In this instance, I was just using the functions included in ansi_interface, I don't think I saved the code but it was something like...

import pytermgui  as ptg

ptg.set_alt_buffer()

while True:
    key == ptg.getch()

    if key == 'h': ptg.cursor_left()
    elif key == 'j': ptg.cursor_down()
    elif key == 'k': ptg.cursor_up()
    elif key == 'l': ptg.cursor_right()
    elif key == '\x1b': break

ptg.unset_alt_buffer()

That was just off the top of my head, it might not actually run, I can't test it at the moment. But basically it would allow me to move the cursor up and down (while doing some awful flickering, likely from redrawing the screen or something) but attempting to move to the left and right did nothing at all.

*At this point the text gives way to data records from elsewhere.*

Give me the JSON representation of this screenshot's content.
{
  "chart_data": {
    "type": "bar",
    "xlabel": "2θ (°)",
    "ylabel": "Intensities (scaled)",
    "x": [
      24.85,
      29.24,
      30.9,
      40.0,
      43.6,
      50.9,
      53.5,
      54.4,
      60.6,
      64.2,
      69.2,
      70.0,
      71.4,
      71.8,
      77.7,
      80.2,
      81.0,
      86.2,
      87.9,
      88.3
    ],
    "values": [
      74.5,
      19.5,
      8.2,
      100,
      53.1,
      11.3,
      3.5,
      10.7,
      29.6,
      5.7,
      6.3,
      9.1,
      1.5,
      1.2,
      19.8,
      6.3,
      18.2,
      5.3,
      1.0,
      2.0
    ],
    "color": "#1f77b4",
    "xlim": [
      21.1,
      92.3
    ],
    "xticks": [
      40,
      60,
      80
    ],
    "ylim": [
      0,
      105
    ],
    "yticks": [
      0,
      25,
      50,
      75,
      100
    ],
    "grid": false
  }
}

At one point I also added in ptg.print_to((0, 0), ptg.report_cursor()) to see if anything was happening behind the scenes, and it was not at all what I expected. When moving to the right, for example, the cursor POSITION did move (as reported by report_cursor() but visually, it was stuck on the leftmost column.

My best guess without diving into the code is that the screen is redrawn after each one of these moves, which results in the cursor being placed wherever the last print happened to end. I tried using save_cursor() and restore_cursor() to no avail, I also tried doing the same thing manually by storing the return value of report_cursor() in a variable, then using move_cursor() at the end of the loop to restore it, but that didn't work.

This low level stuff can get really finicky, unfortunately.

bczsalba commented 2 years ago

Not sure what your code was exactly, but this works on my terminal (Kitty):

import pytermgui as ptg

ptg.set_alt_buffer()

while True:
    key = ptg.getch()

    if key == "h":
        ptg.cursor_left()
    elif key == "j":
        ptg.cursor_down()
    elif key == "k":
        ptg.cursor_up()
    elif key == "l":
        ptg.cursor_right()
    elif key == "\x1b":
        break

    ptg.terminal.flush()

ptg.unset_alt_buffer()

Note the call to terminal.flush() (which basically just calls sys.stdout.flush()). Without that nothing happens, as by default these functions don't flush the buffer.

Could you try the code above and see what happens? If it still doesn't work we can open a new issue to discuss it, but I think this issue is done for the moment.

leftbones commented 2 years ago

Noe the call to terminal.flush()

Well don't I feel silly! That's kind of an important thing I completely omitted! Perhaps PTG will work out for my project after all...

bczsalba commented 2 years ago

Honestly, I'm still not sure what the issue you faced was, as AFAIK running without flushing should just cause nothing to happen. May be terminal specific, not sure.

leftbones commented 2 years ago

Yeah, I'm not sure anymore, I wasn't able to reproduce it again. I might have been calling print_to() every update which would have messed things up for sure.

Is there an intended method of adding text to the screen? At the low level, print_to() seems to get the job done fine, but what about at a higher level? As far as adding text to an existing window goes, I haven't quite found the best way.

bczsalba commented 2 years ago

I like to use either terminal.write(pos=...), terminal.print(pos=...) or cursor_at, depending on the usecase. There are currently a lot of printing functions in the library for some reason, but they will be consolidated in the future.

leftbones commented 2 years ago

Ah yeah I had tried those previously but I believe I was also redrawing the windows every update so the prints were ending up underneath the windows. Thanks!